Last year, I wrote about a dubious but creative argument by a respondent that a party’s submission to a tentative ruling on a motion forfeited that party’s right to challenge the motion ruling on appeal. As you might remember, that went nowhere.
The latest creative (and dubious) use on appeal of a tentative ruling — again unsuccessful — comes in Meddock v. County of Yolo, case no. C070262 (3d Dist., filed Sept. 10, 2013, ordered published October 4, 2013). Meddock appealed from a summary judgment for the defendant. His argument on how the tentative ruling on the defendant’s summary judgment motion should play into the appellate court’s analysis, and the court’s rejection of that argument, appear in footnote 4 of the opinion:
Quoting the generality that “doubts” about summary judgment should be resolved against granting it (see, e.g., Hamburg v. Wal-Mart Stores, Inc. (2004) 116 Cal.App.4th 497, 502 (Hamburg)) and noting that the tentative ruling was in his favor, Meddock asserts the trial court must have had doubts, and therefore summary judgment was improper. Meddock cites no authority to support this argument. To agree with his argument would defeat the purpose of tentative rulings, that is, to focus the parties on the dispositive issues before the court (see Younger, Cal. Motions (2011–2012) Tentative Rulings, § 4.53, p. 132) and would preclude us from exercising our independent review to determine whether triable issues of fact exist. (See Hamburg, supra, 116 Cal.App.4th at pp. 502–503.) Moreover, the theory on which the tentative ruling was based — that the pavement contributed to the accident — has been abandoned by Meddock, as we have explained ante.

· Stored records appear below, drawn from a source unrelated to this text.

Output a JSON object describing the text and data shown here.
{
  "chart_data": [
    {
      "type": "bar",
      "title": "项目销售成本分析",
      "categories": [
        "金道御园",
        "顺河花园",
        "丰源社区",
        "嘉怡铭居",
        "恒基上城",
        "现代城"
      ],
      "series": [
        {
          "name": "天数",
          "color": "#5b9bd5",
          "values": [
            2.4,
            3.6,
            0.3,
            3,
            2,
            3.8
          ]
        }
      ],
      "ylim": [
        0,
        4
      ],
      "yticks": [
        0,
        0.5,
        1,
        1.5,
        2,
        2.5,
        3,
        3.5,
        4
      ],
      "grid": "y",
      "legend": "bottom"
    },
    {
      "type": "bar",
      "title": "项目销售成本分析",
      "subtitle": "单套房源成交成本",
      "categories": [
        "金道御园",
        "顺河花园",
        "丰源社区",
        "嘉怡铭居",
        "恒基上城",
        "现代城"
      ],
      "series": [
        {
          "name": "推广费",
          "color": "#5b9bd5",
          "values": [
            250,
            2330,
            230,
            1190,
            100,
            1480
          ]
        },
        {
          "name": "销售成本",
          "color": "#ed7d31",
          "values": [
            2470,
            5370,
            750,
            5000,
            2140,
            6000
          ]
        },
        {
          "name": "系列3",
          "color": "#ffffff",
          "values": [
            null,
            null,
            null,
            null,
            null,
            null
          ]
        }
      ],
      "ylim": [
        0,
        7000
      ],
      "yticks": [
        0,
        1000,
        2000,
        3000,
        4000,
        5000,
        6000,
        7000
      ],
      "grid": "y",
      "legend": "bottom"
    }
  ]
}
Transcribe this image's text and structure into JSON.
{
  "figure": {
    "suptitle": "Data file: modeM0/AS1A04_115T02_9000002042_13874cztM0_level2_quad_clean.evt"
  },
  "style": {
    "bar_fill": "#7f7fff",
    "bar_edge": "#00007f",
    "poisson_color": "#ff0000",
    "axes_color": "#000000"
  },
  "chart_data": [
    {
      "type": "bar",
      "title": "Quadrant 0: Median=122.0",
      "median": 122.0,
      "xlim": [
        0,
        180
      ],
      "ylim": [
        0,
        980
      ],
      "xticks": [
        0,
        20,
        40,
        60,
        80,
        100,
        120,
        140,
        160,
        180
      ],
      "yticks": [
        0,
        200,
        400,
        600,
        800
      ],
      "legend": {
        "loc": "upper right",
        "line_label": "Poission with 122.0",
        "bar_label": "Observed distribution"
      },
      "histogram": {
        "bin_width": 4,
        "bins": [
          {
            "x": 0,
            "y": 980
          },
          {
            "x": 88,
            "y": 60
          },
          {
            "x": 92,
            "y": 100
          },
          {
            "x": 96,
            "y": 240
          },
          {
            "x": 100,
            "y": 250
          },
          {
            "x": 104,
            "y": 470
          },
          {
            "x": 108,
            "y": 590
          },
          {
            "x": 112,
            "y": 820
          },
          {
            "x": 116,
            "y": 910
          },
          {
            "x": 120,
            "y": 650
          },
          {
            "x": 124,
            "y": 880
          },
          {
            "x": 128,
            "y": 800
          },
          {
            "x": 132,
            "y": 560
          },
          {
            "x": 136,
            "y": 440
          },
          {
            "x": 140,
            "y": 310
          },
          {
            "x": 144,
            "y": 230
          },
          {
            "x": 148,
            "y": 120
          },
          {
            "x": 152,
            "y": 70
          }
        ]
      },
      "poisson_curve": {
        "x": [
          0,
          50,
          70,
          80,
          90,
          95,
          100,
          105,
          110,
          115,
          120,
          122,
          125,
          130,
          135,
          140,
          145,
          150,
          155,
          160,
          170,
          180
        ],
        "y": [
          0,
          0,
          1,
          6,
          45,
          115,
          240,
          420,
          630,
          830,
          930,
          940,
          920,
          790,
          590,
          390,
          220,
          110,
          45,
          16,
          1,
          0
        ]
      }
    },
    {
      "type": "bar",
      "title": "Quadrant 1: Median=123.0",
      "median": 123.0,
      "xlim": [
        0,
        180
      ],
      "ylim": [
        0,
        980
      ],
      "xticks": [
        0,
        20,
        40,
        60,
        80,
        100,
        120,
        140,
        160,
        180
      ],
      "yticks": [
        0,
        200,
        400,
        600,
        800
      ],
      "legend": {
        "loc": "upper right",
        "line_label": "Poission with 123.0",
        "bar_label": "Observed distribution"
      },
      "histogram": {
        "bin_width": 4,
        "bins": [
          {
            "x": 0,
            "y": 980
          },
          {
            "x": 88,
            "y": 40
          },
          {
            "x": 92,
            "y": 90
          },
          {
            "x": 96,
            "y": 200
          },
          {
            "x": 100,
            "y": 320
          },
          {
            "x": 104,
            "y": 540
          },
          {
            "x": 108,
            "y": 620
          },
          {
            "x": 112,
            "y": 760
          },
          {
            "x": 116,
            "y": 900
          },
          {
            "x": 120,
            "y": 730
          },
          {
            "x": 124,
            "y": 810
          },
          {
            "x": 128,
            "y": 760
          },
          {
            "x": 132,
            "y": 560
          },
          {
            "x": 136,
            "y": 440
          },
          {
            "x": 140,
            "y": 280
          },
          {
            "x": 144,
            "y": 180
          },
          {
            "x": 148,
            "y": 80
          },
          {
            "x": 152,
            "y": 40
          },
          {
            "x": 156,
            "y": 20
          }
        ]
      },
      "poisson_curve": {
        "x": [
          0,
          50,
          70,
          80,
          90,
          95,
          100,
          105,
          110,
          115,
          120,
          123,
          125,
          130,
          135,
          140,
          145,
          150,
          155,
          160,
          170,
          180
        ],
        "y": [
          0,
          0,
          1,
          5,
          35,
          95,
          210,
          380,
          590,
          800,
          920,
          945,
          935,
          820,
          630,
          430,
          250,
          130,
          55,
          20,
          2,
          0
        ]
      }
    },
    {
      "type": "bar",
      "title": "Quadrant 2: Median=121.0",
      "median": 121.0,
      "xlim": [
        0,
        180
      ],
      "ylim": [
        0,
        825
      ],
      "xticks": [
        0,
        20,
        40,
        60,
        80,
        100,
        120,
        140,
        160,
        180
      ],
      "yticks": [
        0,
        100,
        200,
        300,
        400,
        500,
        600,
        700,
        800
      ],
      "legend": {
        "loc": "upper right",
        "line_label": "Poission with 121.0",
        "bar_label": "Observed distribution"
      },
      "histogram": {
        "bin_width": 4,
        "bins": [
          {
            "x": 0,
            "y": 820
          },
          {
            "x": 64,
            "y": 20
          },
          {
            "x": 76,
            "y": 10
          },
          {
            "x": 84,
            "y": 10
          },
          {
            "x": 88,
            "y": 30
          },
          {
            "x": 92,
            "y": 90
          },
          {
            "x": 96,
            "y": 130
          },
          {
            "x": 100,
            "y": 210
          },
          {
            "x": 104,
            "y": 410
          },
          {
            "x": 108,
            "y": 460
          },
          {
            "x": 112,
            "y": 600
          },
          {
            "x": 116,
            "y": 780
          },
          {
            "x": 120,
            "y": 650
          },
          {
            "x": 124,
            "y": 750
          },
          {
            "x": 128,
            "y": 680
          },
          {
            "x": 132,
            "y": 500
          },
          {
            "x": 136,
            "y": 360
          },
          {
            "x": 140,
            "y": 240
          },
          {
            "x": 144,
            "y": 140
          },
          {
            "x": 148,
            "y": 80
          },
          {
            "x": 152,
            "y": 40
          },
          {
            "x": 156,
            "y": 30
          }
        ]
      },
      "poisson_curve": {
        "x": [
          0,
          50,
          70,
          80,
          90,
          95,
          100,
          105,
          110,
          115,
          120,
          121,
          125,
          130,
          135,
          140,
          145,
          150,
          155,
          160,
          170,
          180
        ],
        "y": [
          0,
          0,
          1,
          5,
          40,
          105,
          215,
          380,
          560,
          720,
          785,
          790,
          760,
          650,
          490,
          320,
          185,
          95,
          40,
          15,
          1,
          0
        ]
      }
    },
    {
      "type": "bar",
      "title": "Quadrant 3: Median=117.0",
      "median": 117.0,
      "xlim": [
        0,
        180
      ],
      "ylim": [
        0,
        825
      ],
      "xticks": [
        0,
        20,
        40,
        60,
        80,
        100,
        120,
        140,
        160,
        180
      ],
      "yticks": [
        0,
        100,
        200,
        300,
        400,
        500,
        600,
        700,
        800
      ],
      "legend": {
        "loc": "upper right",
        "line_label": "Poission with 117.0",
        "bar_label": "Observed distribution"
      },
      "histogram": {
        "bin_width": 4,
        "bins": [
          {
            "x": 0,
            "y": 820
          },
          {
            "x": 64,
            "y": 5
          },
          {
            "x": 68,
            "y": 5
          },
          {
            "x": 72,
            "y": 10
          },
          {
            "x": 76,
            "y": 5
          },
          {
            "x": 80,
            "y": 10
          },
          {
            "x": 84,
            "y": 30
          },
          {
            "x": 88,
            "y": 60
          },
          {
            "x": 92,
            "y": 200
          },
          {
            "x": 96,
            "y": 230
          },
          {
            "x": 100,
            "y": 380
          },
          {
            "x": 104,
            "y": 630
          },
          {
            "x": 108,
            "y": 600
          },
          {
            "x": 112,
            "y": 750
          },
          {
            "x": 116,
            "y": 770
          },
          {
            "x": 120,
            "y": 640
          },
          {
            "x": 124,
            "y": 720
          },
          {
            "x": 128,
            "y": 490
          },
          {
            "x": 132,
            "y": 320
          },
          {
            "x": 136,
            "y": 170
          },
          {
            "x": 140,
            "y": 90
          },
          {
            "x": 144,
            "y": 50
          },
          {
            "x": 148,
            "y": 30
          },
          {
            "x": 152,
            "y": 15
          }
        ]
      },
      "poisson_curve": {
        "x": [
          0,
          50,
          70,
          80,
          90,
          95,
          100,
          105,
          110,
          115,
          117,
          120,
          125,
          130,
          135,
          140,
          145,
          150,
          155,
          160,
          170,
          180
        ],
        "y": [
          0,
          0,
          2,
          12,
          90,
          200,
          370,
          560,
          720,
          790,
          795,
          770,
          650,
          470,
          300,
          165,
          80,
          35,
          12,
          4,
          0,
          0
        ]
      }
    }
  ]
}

To my mind, the court should have given more emphasis to the point that the appellant’s argument is inconsistent with the independent review of a summary judgment. It does make the point, noting that accepting the appellant’s argument “would preclude us from exercising our independent review to determine whether triable issues of fact exist” — another way of saying that the trial court’s doubts are irrelevant because the trial court’s exercise of discretion is not at issue in the independent review afforded a summary judgment — but it is a shame to see the point buried in the middle of the footnote. As correct as the other points in the footnote may be, they are just gravy.
The other appellate lessons in this case have nothing to do with the trial court’s tentative ruling, but it is unusual to see so many strung together in one case:
- Make it or waive it. Meddock had multiple arguments he could have made in opposition to summary judgment, but explicitly disclaimed several at the summary judgment hearing and made no attempt to argue them on appeal, so they were deemed abandoned.
- Watch what you concede on a summary judgment motion. Parties sometimes concede facts on summary judgment knowing that the concession will not bind them at trial. But why do so when the moving party fails to provide supporting evidence for them? Here, the decision notes that both sides made unsupported factual assertions, but the court accepted them as true since the parties agreed on them.
- Keep your standards of review straight. Appellant wasn’t the only party to advance an argument inconsistent with the standard of review. The respondent argued that evidentiary gaps in the record must be construed in its favor. This argument apparently relied on the general rule that an appellate court “must draw reasonable evidentiary inferences in favor of the judgment,” but that rule has no application in the independent review afforded a summary judgment.